Detail Berita



TEMANGGUNG - Komisi D DPRD Kabupaten Temanggung membahas polemik operasional pabrik Matratama Mitra Polyester (MMP) dalam rapat khusus, Rabu (4/2/2026).

Rapat kerja dilaksanakan bersama Dinas Perindustrian dan Tenaga Kerja, DPMPTSP, Dinas Lingkungan Hidup, serta Bagian Hukum Setda Temanggung.

Ketua Komisi, Riyadi Kaunaen, mengatakan, rapat tersebut untuk menggali secara komprehensif persoalan perizinan, serta dampak keberadaan pabrik terhadap masyarakat sekitar. Terlebih, pada Desember 2025, warga Desa Pendowo melayangkan protes lewat demo. Lantaran terganggung dengan bau produksi pabrik.
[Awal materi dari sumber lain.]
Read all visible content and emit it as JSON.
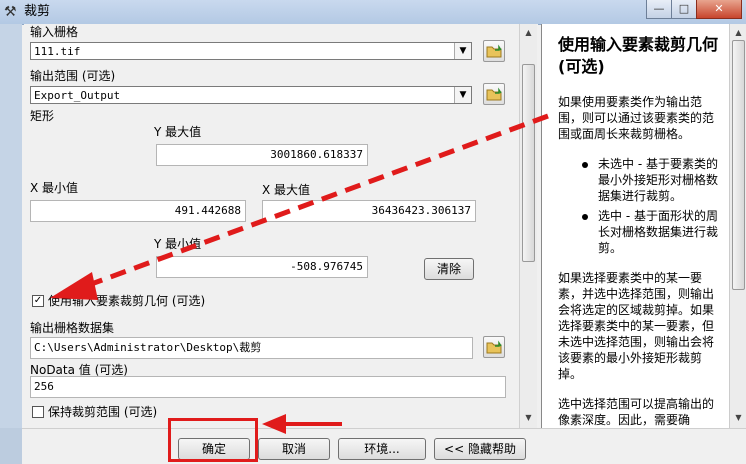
{
  "window": {
    "title": "裁剪",
    "controls": [
      "—",
      "□",
      "✕"
    ]
  },
  "form": {
    "input_raster_label": "输入栅格",
    "input_raster_value": "111.tif",
    "output_extent_label": "输出范围 (可选)",
    "output_extent_value": "Export_Output",
    "rectangle_label": "矩形",
    "ymax_label": "Y 最大值",
    "ymax_value": "3001860.618337",
    "xmin_label": "X 最小值",
    "xmin_value": "491.442688",
    "xmax_label": "X 最大值",
    "xmax_value": "36436423.306137",
    "ymin_label": "Y 最小值",
    "ymin_value": "-508.976745",
    "clear_button": "清除",
    "use_feature_label": "使用输入要素裁剪几何 (可选)",
    "use_feature_checked": true,
    "output_raster_label": "输出栅格数据集",
    "output_raster_value": "C:\\Users\\Administrator\\Desktop\\裁剪",
    "nodata_label": "NoData 值 (可选)",
    "nodata_value": "256",
    "keep_extent_label": "保持裁剪范围 (可选)",
    "keep_extent_checked": false
  },
  "help": {
    "title": "使用输入要素裁剪几何 (可选)",
    "p1": "如果使用要素类作为输出范围，则可以通过该要素类的范围或面周长来裁剪栅格。",
    "b1": "未选中 - 基于要素类的最小外接矩形对栅格数据集进行裁剪。",
    "b2": "选中 - 基于面形状的周长对栅格数据集进行裁剪。",
    "p2": "如果选择要素类中的某一要素，并选中选择范围，则输出会将选定的区域裁剪掉。如果选择要素类中的某一要素，但未选中选择范围，则输出会将该要素的最小外接矩形裁剪掉。",
    "p3": "选中选择范围可以提高输出的像素深度。因此，需要确"
  },
  "footer": {
    "ok": "确定",
    "cancel": "取消",
    "environments": "环境...",
    "hide_help": "<< 隐藏帮助"
  },
  "colors": {
    "annotation_red": "#e01b1b",
    "help_bg": "#ffffff"
  }
}
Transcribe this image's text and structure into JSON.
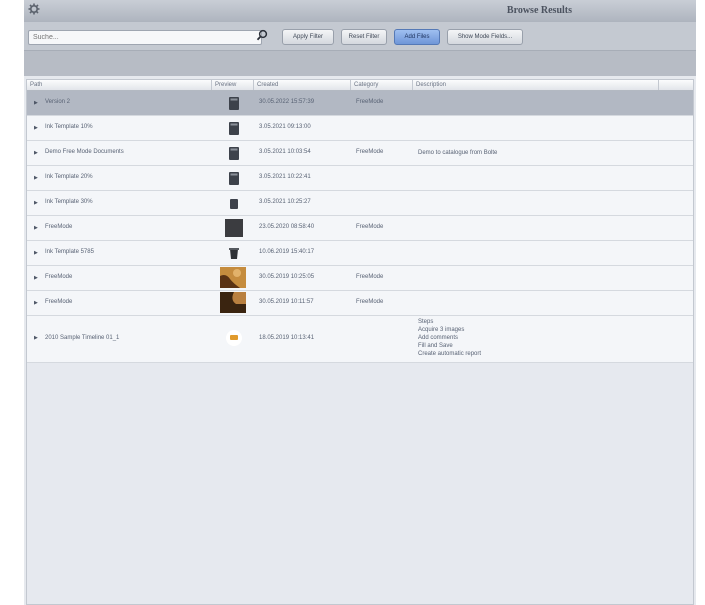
{
  "window": {
    "title": "Browse Results"
  },
  "icons": {
    "settings": "gear-icon",
    "search": "magnifier-icon"
  },
  "search": {
    "placeholder": "Suche...",
    "value": ""
  },
  "toolbar": {
    "apply_filter": "Apply Filter",
    "reset_filter": "Reset Filter",
    "add_files": "Add Files",
    "show_mode": "Show Mode Fields..."
  },
  "columns": {
    "path": "Path",
    "preview": "Preview",
    "created": "Created",
    "category": "Category",
    "description": "Description"
  },
  "rows": [
    {
      "path": "Version 2",
      "created": "30.05.2022 15:57:39",
      "category": "FreeMode",
      "description": "",
      "thumb": "doc"
    },
    {
      "path": "Ink Template 10%",
      "created": "3.05.2021 09:13:00",
      "category": "",
      "description": "",
      "thumb": "doc"
    },
    {
      "path": "Demo Free Mode Documents",
      "created": "3.05.2021 10:03:54",
      "category": "FreeMode",
      "description": "Demo to catalogue from Bolte",
      "thumb": "doc"
    },
    {
      "path": "Ink Template 20%",
      "created": "3.05.2021 10:22:41",
      "category": "",
      "description": "",
      "thumb": "doc"
    },
    {
      "path": "Ink Template 30%",
      "created": "3.05.2021 10:25:27",
      "category": "",
      "description": "",
      "thumb": "doc-small"
    },
    {
      "path": "FreeMode",
      "created": "23.05.2020 08:58:40",
      "category": "FreeMode",
      "description": "",
      "thumb": "dark"
    },
    {
      "path": "Ink Template 5785",
      "created": "10.06.2019 15:40:17",
      "category": "",
      "description": "",
      "thumb": "cup"
    },
    {
      "path": "FreeMode",
      "created": "30.05.2019 10:25:05",
      "category": "FreeMode",
      "description": "",
      "thumb": "photo1"
    },
    {
      "path": "FreeMode",
      "created": "30.05.2019 10:11:57",
      "category": "FreeMode",
      "description": "",
      "thumb": "photo2"
    },
    {
      "path": "2010 Sample Timeline 01_1",
      "created": "18.05.2019 10:13:41",
      "category": "",
      "description_lines": [
        "Steps",
        "Acquire 3 images",
        "Add comments",
        "Fill and Save",
        "Create automatic report"
      ],
      "thumb": "circle"
    }
  ]
}
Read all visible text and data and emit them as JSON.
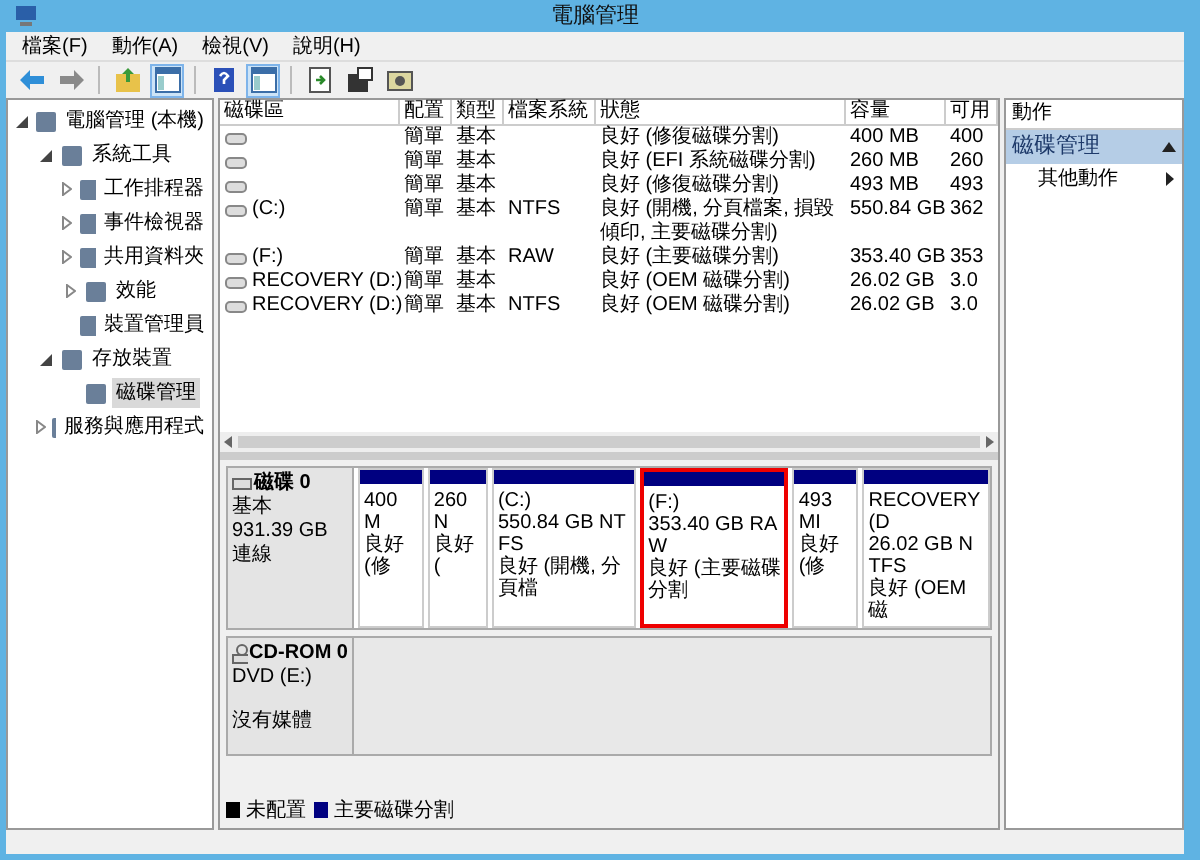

“Hari ini kami membahas persoalan pabrik MMP di Pendowo. Dari hasil rapat, ada sejumlah perizinan yang sudah dipenuhi, namun masih terdapat beberapa kelengkapan yang harus diselesaikan pabrik MMP,” katanya

Riyadi menjelaskan, dari pemaparan Dinas Perindustrian dan Tenaga Kerja, pabrik tersebut dinilai penting karena menyangkut keberlangsungan ekonomi dan tenaga kerja. Saat ini, pabrik MMP mempekerjakan sekitar 120 karyawan, sebagian di antaranya merupakan warga Desa Pendowo.

Dari sisi ketenagakerjaan, kewajiban perusahaan terhadap pekerja seperti pembayaran gaji dan kepesertaan BPJS dinyatakan telah dipenuhi. Namun dari aspek perizinan, DPMPTSP mencatat masih ada sejumlah persyaratan administrasi yang perlu dilengkapi, salah satunya Sertifikat Laik Fungsi (SLF).

Sementara itu, Dinas Lingkungan Hidup menyampaikan hasil pengukuran tingkat kebisingan pabrik masih berada di bawah ambang batas yang diperkenankan.

"Ambang batas kebisingan maksimal 70 desibel, sementara hasil pengukuran di lokasi masih di angka 50 desibel,” jelasnya.

Dari sisi hukum, sepanjang seluruh perizinan dipenuhi dan tidak menimbulkan gangguan terhadap lingkungan serta kondusivitas masyarakat, maka aktivitas perusahaan dinilai sah secara hukum. Namun demikian, aspek Analisis Dampak Lalu Lintas (Andalalin) juga menjadi perhatian dalam rapat tersebut.

Komisi D mendorong penyelesaian persoalan tersebut. Yakni melalui pendekatan persuasif antara perusahaan dan warga.

"Kami merekomendasikan adanya pertemuan nonformal antar pihak yang selama ini berseberangan agar tercapai solusi yang saling menguntungkan,” kata Riyadi.

Selain itu, perusahaan diminta segera melengkapi seluruh persyaratan perizinan yang belum terpenuhi. DPMPTSP akan melakukan pengawasan lanjutan di lapangan untuk memastikan kesesuaian antara izin yang dimiliki dengan aktivitas produksi yang berjalan.

Riyadi menambahkan, lokasi pabrik di Desa Pendowo, Kecamatan Kranggan, berada di kawasan permukiman. Sehingga berdasarkan regulasi hanya diperbolehkan untuk industri kecil. Hal ini menjadi salah satu poin yang harus dipastikan kesesuaiannya oleh instansi teknis.

Komisi D memastikan, pembahasan terkait pabrik MMP masih akan berlanjut seiring proses pemenuhan izin dan hasil evaluasi dari OPD teknis.

“Harapan kami persoalan ini segera clear, tidak merugikan perusahaan, masyarakat, maupun karyawan. Banyak kepentingan yang harus dijaga,” tegasnya.